16 de Novembro de 2008 – 16h21 – Última modificação em 16 de Novembro de 2008 – 16h20
 

Da Agência Brasil

 

 
  Brasília – O projeto de lei que que regulamenta a meia-entrada para estudantes em progrmações culturais será votado no Senado na próxima terça-feira (18). A informação é senadora Marisa Serrano (PSDB), relatora do estudo dos senadores Eduardo Azeredo (PSDB – MG) e Flávio Arns (PT – PR) sobre o assunto.Para a senadora, é preciso regulamentar emissão das carteirinhas, para torná-las um instrumento de apoio a quem realmente precisa. ”Há uma indiscriminada emissão de carteirinhas fazendo com que todas as salas de espetáculos, os eventos, fiquem abarrotados de pessoas com carteirinhas, que nem sempre são estudantes” afirmou Marisa em entrevista à  Rádio Nacional na última semana.

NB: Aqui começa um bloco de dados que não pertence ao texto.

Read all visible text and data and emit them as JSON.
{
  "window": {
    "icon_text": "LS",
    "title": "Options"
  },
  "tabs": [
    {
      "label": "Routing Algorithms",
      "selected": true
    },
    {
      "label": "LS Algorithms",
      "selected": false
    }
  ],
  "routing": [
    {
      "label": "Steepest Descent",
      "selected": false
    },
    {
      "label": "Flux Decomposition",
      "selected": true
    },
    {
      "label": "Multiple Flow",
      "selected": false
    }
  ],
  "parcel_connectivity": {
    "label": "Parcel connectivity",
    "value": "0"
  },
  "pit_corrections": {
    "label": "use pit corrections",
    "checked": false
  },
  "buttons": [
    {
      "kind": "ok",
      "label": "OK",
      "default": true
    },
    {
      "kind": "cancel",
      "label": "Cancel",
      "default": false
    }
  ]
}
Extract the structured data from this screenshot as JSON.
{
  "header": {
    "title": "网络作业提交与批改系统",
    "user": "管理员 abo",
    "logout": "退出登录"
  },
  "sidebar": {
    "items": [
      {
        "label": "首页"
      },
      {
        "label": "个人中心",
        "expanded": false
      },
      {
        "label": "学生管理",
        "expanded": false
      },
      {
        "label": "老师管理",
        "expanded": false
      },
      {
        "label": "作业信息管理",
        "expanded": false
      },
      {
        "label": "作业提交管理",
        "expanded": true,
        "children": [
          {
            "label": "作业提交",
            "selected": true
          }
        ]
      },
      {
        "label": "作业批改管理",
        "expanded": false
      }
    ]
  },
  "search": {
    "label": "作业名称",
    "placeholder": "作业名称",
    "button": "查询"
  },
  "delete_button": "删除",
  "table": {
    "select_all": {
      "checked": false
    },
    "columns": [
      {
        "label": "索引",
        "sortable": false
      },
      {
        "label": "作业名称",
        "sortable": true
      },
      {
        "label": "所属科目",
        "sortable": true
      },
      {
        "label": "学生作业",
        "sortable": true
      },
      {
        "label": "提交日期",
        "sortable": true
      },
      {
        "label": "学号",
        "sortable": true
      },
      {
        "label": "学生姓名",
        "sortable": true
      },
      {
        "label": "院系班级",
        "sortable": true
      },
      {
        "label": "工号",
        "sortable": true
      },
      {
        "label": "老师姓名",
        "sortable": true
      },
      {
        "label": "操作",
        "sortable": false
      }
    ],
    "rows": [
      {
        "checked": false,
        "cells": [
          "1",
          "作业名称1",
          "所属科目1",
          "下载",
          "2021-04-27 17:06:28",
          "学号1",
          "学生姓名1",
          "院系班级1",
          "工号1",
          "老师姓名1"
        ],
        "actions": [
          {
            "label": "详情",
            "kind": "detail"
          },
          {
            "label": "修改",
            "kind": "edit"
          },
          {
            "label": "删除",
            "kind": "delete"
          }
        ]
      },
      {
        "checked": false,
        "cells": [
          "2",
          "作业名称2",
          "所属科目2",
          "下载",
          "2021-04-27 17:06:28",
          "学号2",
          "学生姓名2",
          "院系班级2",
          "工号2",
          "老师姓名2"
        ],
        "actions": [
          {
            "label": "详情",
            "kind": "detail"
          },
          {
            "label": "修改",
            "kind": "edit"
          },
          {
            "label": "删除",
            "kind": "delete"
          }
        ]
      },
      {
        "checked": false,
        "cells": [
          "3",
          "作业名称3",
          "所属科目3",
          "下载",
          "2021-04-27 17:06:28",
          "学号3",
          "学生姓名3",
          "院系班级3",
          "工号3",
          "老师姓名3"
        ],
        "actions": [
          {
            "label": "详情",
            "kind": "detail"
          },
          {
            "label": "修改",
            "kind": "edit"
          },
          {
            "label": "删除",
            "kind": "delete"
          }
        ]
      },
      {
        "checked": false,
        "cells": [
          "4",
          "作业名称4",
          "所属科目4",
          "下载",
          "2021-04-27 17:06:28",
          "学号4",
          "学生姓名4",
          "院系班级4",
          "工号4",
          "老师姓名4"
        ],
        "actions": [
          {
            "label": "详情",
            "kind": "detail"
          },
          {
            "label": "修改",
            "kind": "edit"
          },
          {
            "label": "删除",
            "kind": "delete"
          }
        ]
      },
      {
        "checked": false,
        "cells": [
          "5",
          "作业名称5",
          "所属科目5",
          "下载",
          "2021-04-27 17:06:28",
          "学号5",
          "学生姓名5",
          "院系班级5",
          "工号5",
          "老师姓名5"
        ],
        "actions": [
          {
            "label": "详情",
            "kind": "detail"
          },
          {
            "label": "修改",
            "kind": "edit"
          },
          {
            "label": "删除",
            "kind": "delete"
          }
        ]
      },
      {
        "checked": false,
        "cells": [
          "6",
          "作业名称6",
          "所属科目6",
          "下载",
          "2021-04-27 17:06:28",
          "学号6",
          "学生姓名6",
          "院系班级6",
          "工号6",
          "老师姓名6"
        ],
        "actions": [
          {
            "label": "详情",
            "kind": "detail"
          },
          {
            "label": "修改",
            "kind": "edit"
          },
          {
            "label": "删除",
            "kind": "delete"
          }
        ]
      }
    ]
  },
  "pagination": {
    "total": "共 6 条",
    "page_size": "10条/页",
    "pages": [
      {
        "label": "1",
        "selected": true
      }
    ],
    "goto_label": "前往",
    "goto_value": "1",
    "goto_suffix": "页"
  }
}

O assunto está em discussão há cerca de 10 anos. Nesse último estudo sobre a meia entrada, o senador Flávio Arns ouviu além dos estudantes, entidades interessadas que representam produtores teatrais, donos de salas de espetáculos, circenses, profissionais da área cinematográfica. Serrano afirmou ter prometido ao grupo que se eles chegassem a um consenso ela acataria a decisão no relatório.

O consenso repassado à relatora foi de mudança de cotas de meia-entrada, sugerida no projeto original, para meia-entrada por dias de evento, sugestão da União Nacional dos Estudantes (UNE) e da União Brasileira dos Estudantes Secundaristas (Ubes). Segundo a senadora, no entanto, será mantido o projeto original. “Deu a celeuma que deu, eu fui descobrir agora que as pessoas ligasas à Ubes e à UNE, embora sejam da entidade, não estavam em sintonia com o penasmento dos estudantes do país todo. Eu conversei com os dois autores do projeto e resolvemos voltar ao projeto original”.

A idéia é de que 30% dos assentos sejam disponíveis à meia-entrada de estudantes e idosos. Segundo a senadora, a medida baratearia os espetáculos brasileiros. “Os nossos espetáculos são os mais caros do mundo, todos os exibidores são unânimes em dizer que eles têm que fazer isso porque mais da metade é gratuito porque todo mundo entra com carteirinha”.

A senadora estima que ainda será necessário cerca de um ano de trâmites para a legislação em vigor. Depois da votação de terça-feira o relatório irá para a Comissão de Educação, para as comissões da Câmara dos Deputados e para votação em Plenário.  “Acredito que isso ainda vai levar um ano de discussão” afirmou Serrano.